Vestige néolithique enfoui dans les bocages bretons, l'allée couverte du Parc-Kerdic dévoile les blocs de granite de ses bâtisseurs d'il y a cinq millénaires, gardiens silencieux d'un territoire sacré du Goëlo.
Au cœur des collines boisées du Goëlo, à Saint-Connan, dans les Côtes-d'Armor, l'allée couverte du Parc-Kerdic s'impose comme l'un des témoignages mégalithiques les plus discrets et les plus émouvants de la Bretagne intérieure. Loin de la fréquentation des grands sites côtiers, ce monument funéraire collectif érigé au Néolithique — vraisemblablement entre 3500 et 2500 avant notre ère — conserve une puissance atmosphérique rare, amplifiée par le calme des bocages environnants et la densité des lichens dorés qui patinent ses orthostates. Ce qui distingue l'allée couverte du Parc-Kerdic, c'est précisément cette authenticité préservée : les dalles de granite, extraites et façonnées sans outils métalliques, forment un couloir funèbre sobre et imposant, caractéristique des sépultures collectives mises au point par les communautés agropastorales armoricaines. On imagine sans peine les processions rituelles, les dépôts d'offrandes, les ossements communautaires accumulés dans ce ventre de pierre au fil des générations. La visite s'effectue librement dans un cadre champêtre typique du bocage central des Côtes-d'Armor. Les haies de chênes et de châtaigniers, les chemins creux engazonnés et la lumière changeante du Trégor-Goëlo créent un écrin qui renforce le sentiment de dépaysement temporel. L'édifice, bien que modeste en apparence, révèle à qui sait regarder la maîtrise logistique et symbolique extraordinaire de ses constructeurs. Classée Monument Historique depuis 1963, l'allée couverte bénéficie d'une protection nationale qui garantit la pérennité de ses structures. Pour les amateurs de mégalithisme, elle s'inscrit naturellement dans un circuit breton qui peut inclure les allées couvertes de Prajou-Menhir à Trébeurden ou de Coat-Correc à Mûr-de-Bretagne, permettant de mesurer la diversité typologique des architectures funéraires néolithiques armoricaines.
L'allée couverte du Parc-Kerdic présente les caractéristiques typologiques des sépultures collectives néolithiques armoricaines du type dit « allée couverte » ou « allée sépulcrale » : un couloir allongé délimité par deux rangées d'orthostates — grandes dalles verticales — coiffées de dalles de couverture horizontales formant un toit de granite.
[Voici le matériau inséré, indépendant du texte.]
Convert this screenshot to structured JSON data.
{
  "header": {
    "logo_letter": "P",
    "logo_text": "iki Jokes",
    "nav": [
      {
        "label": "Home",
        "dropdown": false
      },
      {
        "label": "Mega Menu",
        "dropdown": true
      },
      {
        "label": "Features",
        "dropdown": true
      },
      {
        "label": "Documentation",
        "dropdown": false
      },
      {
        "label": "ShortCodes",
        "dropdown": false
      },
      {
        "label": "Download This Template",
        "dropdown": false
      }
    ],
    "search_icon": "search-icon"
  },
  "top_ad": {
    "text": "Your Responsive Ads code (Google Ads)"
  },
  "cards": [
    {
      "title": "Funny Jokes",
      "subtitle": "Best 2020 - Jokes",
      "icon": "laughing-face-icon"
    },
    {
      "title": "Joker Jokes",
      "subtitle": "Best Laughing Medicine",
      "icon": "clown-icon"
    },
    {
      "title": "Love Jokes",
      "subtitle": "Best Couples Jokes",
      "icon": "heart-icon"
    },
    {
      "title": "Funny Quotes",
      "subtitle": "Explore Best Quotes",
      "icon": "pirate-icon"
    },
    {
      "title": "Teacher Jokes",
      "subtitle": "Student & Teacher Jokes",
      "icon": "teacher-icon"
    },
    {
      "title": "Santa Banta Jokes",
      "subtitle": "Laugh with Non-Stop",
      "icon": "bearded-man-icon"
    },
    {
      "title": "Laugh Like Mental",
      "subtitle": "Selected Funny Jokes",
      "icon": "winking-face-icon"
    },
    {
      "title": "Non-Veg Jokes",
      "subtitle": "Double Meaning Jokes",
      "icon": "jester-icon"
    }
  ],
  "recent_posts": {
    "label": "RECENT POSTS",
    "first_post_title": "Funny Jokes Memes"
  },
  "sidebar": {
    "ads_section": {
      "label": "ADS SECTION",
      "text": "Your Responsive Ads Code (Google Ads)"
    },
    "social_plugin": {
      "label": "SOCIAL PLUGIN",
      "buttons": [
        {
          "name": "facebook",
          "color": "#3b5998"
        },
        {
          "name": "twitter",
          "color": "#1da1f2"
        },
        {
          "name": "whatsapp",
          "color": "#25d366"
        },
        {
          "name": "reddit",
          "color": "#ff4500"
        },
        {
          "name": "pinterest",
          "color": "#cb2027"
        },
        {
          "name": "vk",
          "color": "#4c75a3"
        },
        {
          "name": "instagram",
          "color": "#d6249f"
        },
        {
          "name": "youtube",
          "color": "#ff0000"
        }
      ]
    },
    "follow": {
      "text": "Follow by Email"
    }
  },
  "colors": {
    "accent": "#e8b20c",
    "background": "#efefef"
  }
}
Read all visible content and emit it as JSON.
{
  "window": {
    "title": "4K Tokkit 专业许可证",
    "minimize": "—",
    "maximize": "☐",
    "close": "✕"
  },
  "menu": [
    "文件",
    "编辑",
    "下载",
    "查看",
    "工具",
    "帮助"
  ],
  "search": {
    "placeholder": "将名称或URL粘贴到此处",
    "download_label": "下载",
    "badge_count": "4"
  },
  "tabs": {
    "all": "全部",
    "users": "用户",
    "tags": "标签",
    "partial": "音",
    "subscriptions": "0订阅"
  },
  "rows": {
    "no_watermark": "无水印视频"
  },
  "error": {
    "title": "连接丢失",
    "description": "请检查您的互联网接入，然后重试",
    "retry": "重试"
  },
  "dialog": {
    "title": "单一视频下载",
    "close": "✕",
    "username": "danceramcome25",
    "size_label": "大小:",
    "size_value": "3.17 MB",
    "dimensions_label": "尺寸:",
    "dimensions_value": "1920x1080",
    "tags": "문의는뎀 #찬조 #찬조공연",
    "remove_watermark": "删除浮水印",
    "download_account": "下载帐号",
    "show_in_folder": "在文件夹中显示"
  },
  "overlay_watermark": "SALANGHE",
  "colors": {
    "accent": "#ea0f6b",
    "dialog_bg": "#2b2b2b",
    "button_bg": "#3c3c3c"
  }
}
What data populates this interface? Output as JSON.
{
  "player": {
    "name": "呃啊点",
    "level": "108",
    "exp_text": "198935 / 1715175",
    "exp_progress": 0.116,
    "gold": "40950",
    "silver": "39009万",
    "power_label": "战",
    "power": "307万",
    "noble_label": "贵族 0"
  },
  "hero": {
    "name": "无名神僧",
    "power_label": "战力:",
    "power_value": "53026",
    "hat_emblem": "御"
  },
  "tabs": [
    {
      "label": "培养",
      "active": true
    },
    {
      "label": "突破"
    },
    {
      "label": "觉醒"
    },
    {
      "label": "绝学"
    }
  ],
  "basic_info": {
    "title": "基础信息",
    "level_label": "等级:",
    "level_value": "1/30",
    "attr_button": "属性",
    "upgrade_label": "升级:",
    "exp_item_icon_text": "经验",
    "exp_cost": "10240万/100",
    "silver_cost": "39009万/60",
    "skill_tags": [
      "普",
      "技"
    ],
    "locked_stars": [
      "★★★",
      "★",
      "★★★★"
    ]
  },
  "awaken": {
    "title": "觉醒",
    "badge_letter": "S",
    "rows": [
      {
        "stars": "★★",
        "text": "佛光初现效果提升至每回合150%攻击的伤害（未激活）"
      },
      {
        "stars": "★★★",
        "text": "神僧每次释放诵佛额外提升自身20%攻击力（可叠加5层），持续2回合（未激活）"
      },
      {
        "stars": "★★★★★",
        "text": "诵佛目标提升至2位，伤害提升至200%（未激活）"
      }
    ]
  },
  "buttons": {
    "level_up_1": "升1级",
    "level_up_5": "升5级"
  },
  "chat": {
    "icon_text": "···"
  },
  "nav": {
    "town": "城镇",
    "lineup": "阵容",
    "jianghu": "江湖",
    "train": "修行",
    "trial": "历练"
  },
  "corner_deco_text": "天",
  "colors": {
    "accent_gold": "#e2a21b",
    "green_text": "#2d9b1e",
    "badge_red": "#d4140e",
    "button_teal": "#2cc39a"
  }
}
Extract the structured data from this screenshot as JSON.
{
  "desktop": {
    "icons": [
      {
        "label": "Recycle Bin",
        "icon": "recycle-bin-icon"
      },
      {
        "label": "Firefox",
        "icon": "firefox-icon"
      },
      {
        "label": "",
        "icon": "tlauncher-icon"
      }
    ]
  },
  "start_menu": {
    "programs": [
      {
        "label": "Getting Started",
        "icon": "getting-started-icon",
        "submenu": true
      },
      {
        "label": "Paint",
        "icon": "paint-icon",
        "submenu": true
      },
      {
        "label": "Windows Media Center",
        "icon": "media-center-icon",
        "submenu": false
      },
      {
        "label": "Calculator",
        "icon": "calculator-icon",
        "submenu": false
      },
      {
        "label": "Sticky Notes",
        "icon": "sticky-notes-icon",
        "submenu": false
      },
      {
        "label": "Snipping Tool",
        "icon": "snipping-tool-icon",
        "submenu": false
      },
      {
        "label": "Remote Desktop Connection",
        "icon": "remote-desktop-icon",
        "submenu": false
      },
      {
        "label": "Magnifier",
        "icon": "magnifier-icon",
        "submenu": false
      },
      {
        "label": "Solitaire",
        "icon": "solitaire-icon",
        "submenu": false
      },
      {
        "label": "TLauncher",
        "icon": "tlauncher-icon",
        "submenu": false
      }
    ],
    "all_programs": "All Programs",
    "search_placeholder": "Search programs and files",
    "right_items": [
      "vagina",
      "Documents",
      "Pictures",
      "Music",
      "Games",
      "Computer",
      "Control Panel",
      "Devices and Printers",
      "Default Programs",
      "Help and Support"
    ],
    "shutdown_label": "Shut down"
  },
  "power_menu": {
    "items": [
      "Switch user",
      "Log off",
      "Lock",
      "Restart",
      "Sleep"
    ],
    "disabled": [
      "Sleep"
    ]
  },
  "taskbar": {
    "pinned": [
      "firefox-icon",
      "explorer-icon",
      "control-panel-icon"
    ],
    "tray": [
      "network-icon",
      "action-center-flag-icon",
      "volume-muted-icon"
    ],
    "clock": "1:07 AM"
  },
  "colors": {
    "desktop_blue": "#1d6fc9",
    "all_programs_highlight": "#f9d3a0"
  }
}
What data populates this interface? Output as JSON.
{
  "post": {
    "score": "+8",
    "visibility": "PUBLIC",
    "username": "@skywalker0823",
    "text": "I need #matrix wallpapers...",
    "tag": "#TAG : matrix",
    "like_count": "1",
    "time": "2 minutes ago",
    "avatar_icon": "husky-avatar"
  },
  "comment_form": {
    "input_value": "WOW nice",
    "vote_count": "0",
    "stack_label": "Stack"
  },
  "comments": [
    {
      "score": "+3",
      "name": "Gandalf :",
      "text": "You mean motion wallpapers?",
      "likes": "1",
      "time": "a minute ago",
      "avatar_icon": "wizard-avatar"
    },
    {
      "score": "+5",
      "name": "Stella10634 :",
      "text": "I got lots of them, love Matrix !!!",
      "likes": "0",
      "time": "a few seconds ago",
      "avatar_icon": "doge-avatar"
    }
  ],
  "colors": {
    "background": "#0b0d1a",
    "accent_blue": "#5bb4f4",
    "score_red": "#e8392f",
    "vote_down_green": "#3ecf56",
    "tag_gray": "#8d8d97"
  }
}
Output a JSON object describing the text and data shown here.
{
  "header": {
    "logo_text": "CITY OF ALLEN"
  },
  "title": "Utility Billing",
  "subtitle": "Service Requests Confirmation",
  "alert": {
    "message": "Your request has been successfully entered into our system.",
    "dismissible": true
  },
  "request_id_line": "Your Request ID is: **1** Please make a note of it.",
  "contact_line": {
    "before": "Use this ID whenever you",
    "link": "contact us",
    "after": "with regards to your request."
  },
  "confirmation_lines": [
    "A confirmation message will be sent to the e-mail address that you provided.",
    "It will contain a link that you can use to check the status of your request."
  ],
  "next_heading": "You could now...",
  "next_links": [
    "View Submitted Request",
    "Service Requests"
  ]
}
La chambre funéraire, accessible par l'une des extrémités, pouvait atteindre plusieurs mètres de longueur pour une largeur intérieure de l'ordre d'un mètre à un mètre cinquante, dimensions permettant le dépôt de plusieurs défunts successifs. Les matériaux employés sont exclusivement les granites et micaschistes locaux, abondants dans le socle armoricain des Côtes-d'Armor. L'assemblage des dalles repose sur le principe de l'équilibre par gravité et calage latéral, sans aucun liant. Les orthostates sont soigneusement sélectionnés pour leur planéité, leurs faces intérieures étant parfois légèrement dressées. La dalle de chevet, à l'extrémité fermée du couloir, constitue généralement l'élément le plus massif de la structure. L'ensemble était probablement recouvert à l'origine d'un tertre de terre et de petites pierres formant un tumulus allongé, aujourd'hui en grande partie arasé par les siècles de labours et d'intempéries. Ce tumulus, aujourd'hui disparu ou très aplati, assurait à la fois la cohésion structurelle de l'édifice et sa signification symbolique de « montagne artificielle » habitée par les ancêtres.